Greece: Who wants what and why

The guessing game over the outcome of Greece's attempts to resolve its debt dilemma and stay in the euro zone looks set to continue, with another euro zone summit slated for Monday.

It can be difficult to discern what the different parties want from the tense negotiations – which is why plenty of people have been relying on the old national stereotypes of inflexible Germany versus flighty Greece.

Here, we break down what we know about the different demands.

The Greek government

Elected on an anti-austerity platform, the new Greek government needs to deliver on at least some of its promises soon. These include: revisions to the cuts which are hitting Greece's citizens hard; a "bridge program" to buy time to negotiate a new debt deal and greater flexibility on the existing conditions of its international bailout, such as its budget targets.


As Greece's biggest international creditor, Germany has understandably been the most concerned about the potential for "moral hazard" from changes to the current Greek bailout program.

Its politicians want Greece to stay a part of the euro zone project, and there are increasing concerns about the cost to Germany if it leaves – a Bild Zeitung story this week estimated the cost at 63 billion euro ($71 billion). Yet can they sell concessions to the electorate?

Other European countries…

…appear to be slightly more in favor of some concessions to the new Greek leadership – such as a technical extension to the existing program -- than the Germans. Some of the most important leaders are also facing challenges to their governments from anti-austerity movements.

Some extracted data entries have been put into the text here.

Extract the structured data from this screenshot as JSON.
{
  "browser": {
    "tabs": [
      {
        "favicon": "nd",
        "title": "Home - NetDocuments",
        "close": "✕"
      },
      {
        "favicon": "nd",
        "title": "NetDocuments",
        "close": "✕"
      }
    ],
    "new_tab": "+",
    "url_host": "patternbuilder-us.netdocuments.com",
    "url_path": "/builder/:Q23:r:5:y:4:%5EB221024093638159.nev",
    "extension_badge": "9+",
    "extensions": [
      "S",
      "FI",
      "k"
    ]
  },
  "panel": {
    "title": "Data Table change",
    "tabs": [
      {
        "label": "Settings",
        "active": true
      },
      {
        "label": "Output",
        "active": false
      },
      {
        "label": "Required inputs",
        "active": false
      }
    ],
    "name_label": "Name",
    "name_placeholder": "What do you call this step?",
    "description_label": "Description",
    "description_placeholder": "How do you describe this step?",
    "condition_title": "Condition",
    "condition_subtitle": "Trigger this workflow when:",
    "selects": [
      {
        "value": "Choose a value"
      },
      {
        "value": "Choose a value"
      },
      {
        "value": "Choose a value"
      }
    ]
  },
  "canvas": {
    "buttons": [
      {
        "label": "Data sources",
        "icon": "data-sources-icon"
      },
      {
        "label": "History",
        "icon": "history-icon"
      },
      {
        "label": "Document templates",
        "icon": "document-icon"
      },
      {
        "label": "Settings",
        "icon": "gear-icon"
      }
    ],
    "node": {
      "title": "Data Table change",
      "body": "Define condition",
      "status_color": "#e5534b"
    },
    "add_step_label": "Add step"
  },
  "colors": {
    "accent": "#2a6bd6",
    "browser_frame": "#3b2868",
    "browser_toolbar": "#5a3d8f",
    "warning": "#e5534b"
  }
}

There is also the question of whether other bailed-out countries, such as Ireland and Portugal, should be given concessions if Greece is granted them.


The International Monetary Fund has stayed diplomatic in public, as is usual. Christine Lagarde, its managing director, has said the Greek officials are "competent" and "intelligent" – but highlighted that any agreement would take time.

Russia and China

To use an apt German phrase: schadenfreude.

Russia and China lose nothing from statements that they could help out struggling Greece, and could gain if negotiations with other countries are made more difficult as a result.

Greece may inch forward in negotiations following claims like those of Defence Minister Panos Kammenos, who has ties to Russian businessmen, that it could seek help from these Russia and China. However, much like in Cyprus, a Russian bailout is unlikely to materialize from this particular hot air.